Tanzania shut down on July 7 under a heavy deployment of police and soldiers across the major cities of Dar es Salaam, Arusha, and Mwanza after authorities arrested dozens of people accused of heeding online calls for protests that day. Those arrested included members of Tanzania’s main opposition party, CHADEMA, whose leader Tundu Lissu has been imprisoned on trumped-up treason charges since April 2025. The arrests followed a June 26 ban on political rallies and repeated statements by authorities smearing calls for protests as incitement to violence. In a speech on July 9, Tanzanian dictator Samia Suluhu Hassan likened protest to terrorism.

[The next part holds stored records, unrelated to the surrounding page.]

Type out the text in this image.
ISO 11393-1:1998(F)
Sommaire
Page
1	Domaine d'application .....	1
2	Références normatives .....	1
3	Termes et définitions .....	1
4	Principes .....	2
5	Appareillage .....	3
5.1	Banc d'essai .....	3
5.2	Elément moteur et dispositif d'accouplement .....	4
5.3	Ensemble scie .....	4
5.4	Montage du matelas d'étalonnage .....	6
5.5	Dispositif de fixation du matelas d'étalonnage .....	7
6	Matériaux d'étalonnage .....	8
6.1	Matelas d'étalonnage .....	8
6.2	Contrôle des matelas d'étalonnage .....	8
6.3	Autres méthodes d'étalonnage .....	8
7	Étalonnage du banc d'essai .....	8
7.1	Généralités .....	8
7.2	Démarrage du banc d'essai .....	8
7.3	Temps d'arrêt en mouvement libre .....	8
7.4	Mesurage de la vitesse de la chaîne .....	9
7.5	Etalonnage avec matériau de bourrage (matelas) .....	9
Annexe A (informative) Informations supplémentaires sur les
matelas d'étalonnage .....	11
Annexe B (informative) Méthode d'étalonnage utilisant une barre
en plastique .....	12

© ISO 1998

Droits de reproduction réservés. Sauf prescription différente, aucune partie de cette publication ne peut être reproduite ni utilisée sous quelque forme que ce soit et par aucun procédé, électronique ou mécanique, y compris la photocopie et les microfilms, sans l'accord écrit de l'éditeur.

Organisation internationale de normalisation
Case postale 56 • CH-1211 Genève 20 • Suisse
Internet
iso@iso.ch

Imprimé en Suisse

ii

In Kenya, police sealed off Nairobi’s Central Business District with roadblocks and barricades and declared the protests unlawful, despite organizers notifying security agencies in advance as required by law. At least 10 people were arbitrarily arrested in Nairobi, and in Mombasa, police obstructed a peaceful procession.

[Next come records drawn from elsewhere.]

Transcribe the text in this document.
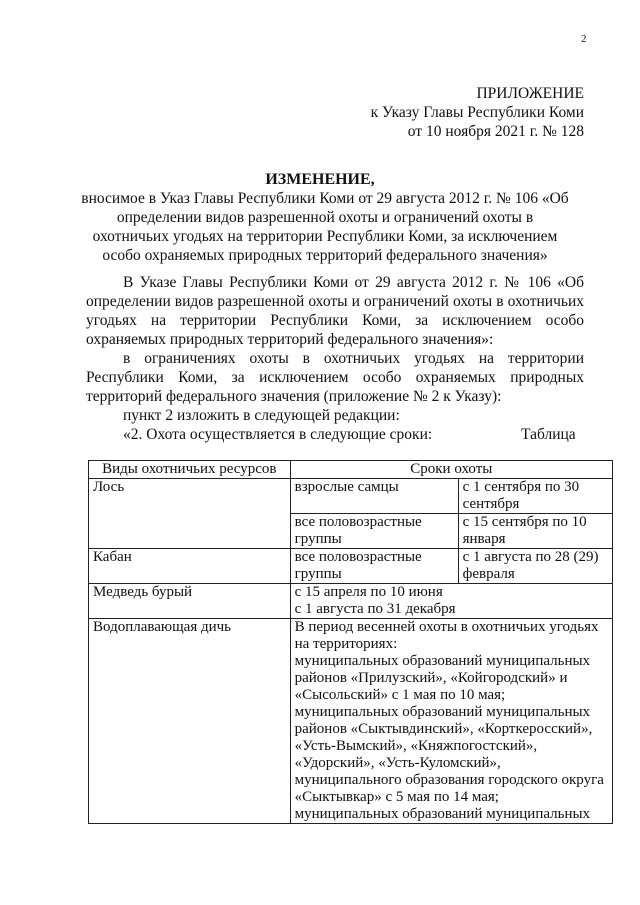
2
ПРИЛОЖЕНИЕ
к Указу Главы Республики Коми
от 10 ноября 2021 г. № 128
ИЗМЕНЕНИЕ,
вносимое в Указ Главы Республики Коми от 29 августа 2012 г. № 106 «Об определении видов разрешенной охоты и ограничений охоты в охотничьих угодьях на территории Республики Коми, за исключением особо охраняемых природных территорий федерального значения»

В Указе Главы Республики Коми от 29 августа 2012 г. № 106 «Об определении видов разрешенной охоты и ограничений охоты в охотничьих угодьях на территории Республики Коми, за исключением особо охраняемых природных территорий федерального значения»:

в ограничениях охоты в охотничьих угодьях на территории Республики Коми, за исключением особо охраняемых природных территорий федерального значения (приложение № 2 к Указу):

пункт 2 изложить в следующей редакции:

«2. Охота осуществляется в следующие сроки:	Таблица
Виды охотничьих ресурсов	Сроки охоты	
Лось	взрослые самцы	с 1 сентября по 30 сентября
	все половозрастные группы	с 15 сентября по 10 января
Кабан	все половозрастные группы	с 1 августа по 28 (29) февраля
Медведь бурый	с 15 апреля по 10 июня
с 1 августа по 31 декабря	

Водоплавающая дичь	В период весенней охоты в охотничьих угодьях на территориях:
муниципальных образований муниципальных районов «Прилузский», «Койгородский» и «Сысольский» с 1 мая по 10 мая;
муниципальных образований муниципальных районов «Сыктывдинский», «Корткеросский», «Усть-Вымский», «Княжпогостский», «Удорский», «Усть-Куломский», муниципального образования городского округа «Сыктывкар» с 5 мая по 14 мая;
муниципальных образований муниципальных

Kenyan authorities violently suppressed earlier pro-democracy protests that took place on June 25, where the Kenyan Human Rights Commission documented 361 arbitrary arrests, seven enforced disappearances, and the detention of 18 human rights defenders and two journalists. In Tanzania, the memory of security forces’ killings of hundreds — if not thousands — of people protesting the results of sham October 2025 elections lingers.